Ele percebeu que a conversa estava encerrada e sem dizer mais nada lentamente se levantou do banco e ajeitou a camisa, suspirando fundo, sem me olhar.

Eu apertei o robe que usava contra meu corpo e observei-o enquanto ele começava a andar, vindo na minha direção já que eu estava parado na porta da cozinha. Mas em vez de continuar andando para fora dela, ele parou à minha frente e... colocou as mãos em meus ombros, e puxou-me para ele.

Eu tentei me soltar mas ele me apertou mais em seus braços, me fazendo encostar a cabeça em seu peito e me prendeu em um abraço. Eu sentia um de seus braços em volta dos meus ombros e o outro em minha cintura e eu queria me soltar mas ele era mais forte que eu, por mais que eu o empurrasse com ambas as mãos era impossível.

Então eu desisti, e fechei os olhos, esperando que ele resolvesse me soltar. Mas então eu me senti envolvido pelo seu cheiro, pelo som de seus batimentos cardíacos tão próximos de meu ouvido, uma vez que eu estava com a cabeça encostada em seu peito. E eu deixei que ele continuasse, e antes que eu percebesse eu estava com as mãos fechadas em suas costas, agarrando o tecido da camiseta dele como se minha vida dependesse daquilo.

E eu senti raiva de mim mesmo por ser assim tão fraco, que um simples abraço me deixava incapaz de pensar coerentemente e me fazia repensar se eu estava tomando a decisão certa.

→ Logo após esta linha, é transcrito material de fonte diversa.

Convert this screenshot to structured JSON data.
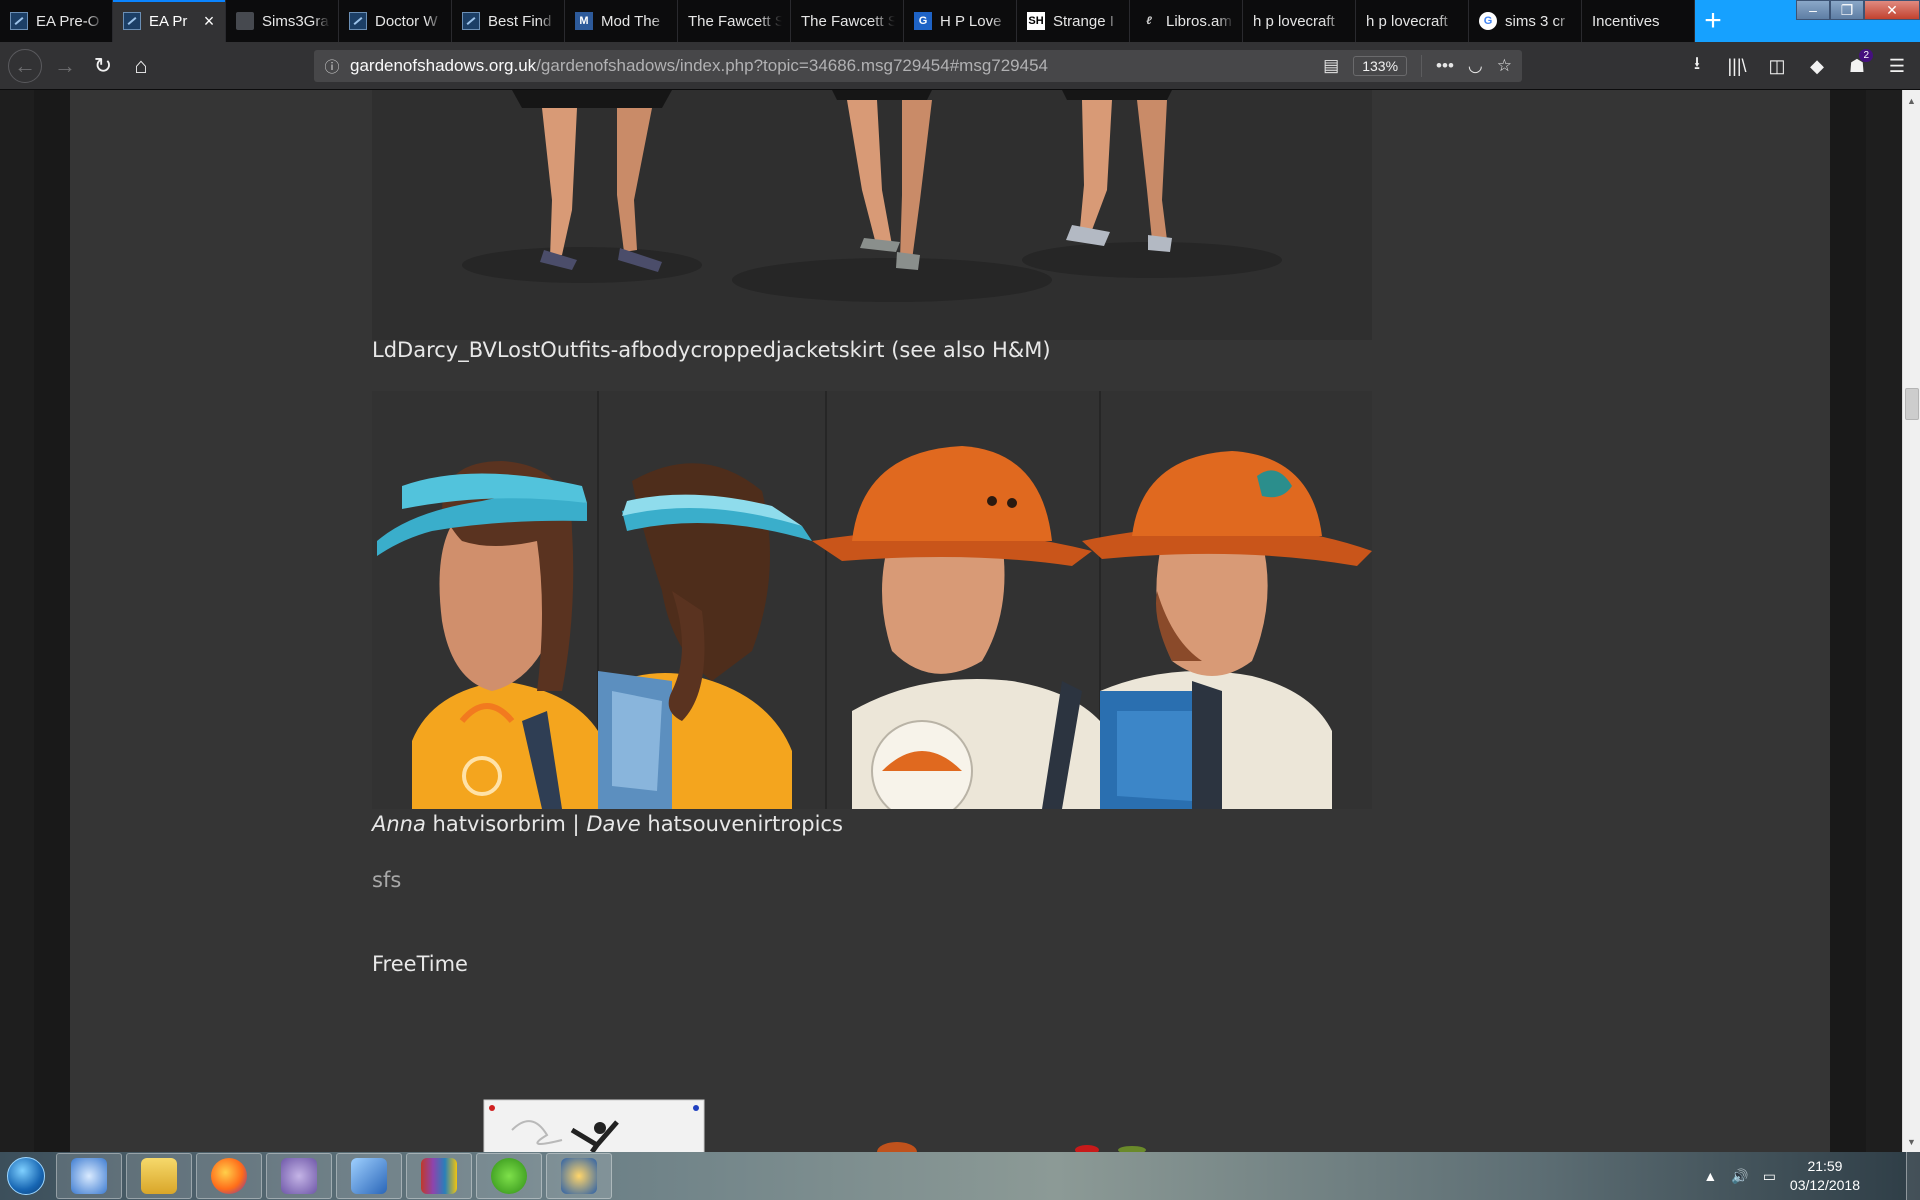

- Me desculpa... Eu nunca quis te magoar. – Ele disse novamente, ao pé do meu ouvido, e eu me senti estremecer. Não era justo ele ter esse poder sobre mim... e ainda assim... eu só queria ficar ali confortável e quentinho em seus braços pelo menos mais um pouco.

Eu podia perceber o quão nervoso ele estava, pois seu coração batia muito rápido e os braços em volta de meu corpo tremiam ligeiramente. Quando dei por mim eu estava passando as mãos por suas costas em movimentos circulares, tentando confortar seu nervosismo... e ao perceber que eu estava fazendo isso eu tentei empurrá-lo novamente pra longe de mim, mas ele continuou me segurando, apesar de ter diminuído a força do aperto. Ele abaixou o rosto para me olhar no mesmo momento em que eu ergui o meu, e seu olhar era tão triste que por um momento eu senti vontade de beijá-lo e fazer aquela tristeza sair de seu rosto.

- Reita, por favor... Não faz isso ficar mais difícil do que já está. – Eu disse, antes que eu cedesse.

E então ele me soltou. E sem que nós dois disséssemos mais nada, ele se virou e eu o observei enquanto ele calçava os sapatos novamente e saía do meu apartamento, com os ombros baixos e os olhos tristes.

Quando a porta se fechou eu sentei ali mesmo no chão do corredor de entrada e Koron, que estava num canto olhando tudo, provavelmente sem entender porque Reita tinha ido embora sem lhe dar atenção, veio correndo para cima de mim e colocou as patinhas nos meus joelhos, pedindo carinho.

- Oi, bebê. – Eu disse, com a voz cansada. – Hoje você pode dormir na cama do papai, ok? Mas só hoje.

Nunca quis tanto dormir e acordar no dia seguinte e descobrir que um dia nunca aconteceu.

 


Notas Finais


[1] Takkyuubin (宅急便 – Serviço Expresso de Entrega) é um serviço privado de entregas, separado do correio normal. É mais rápido que o correio japonês comum, e também mais caro claro. E você tem a opção de agendar o horário de entrega da sua encomenda, que eles efetuam das 9h às 21h, todos os dias da semana. Tem várias empresas de Takkyuubin, as duas maiores do Japão são a Kuroneko e a Sagawa.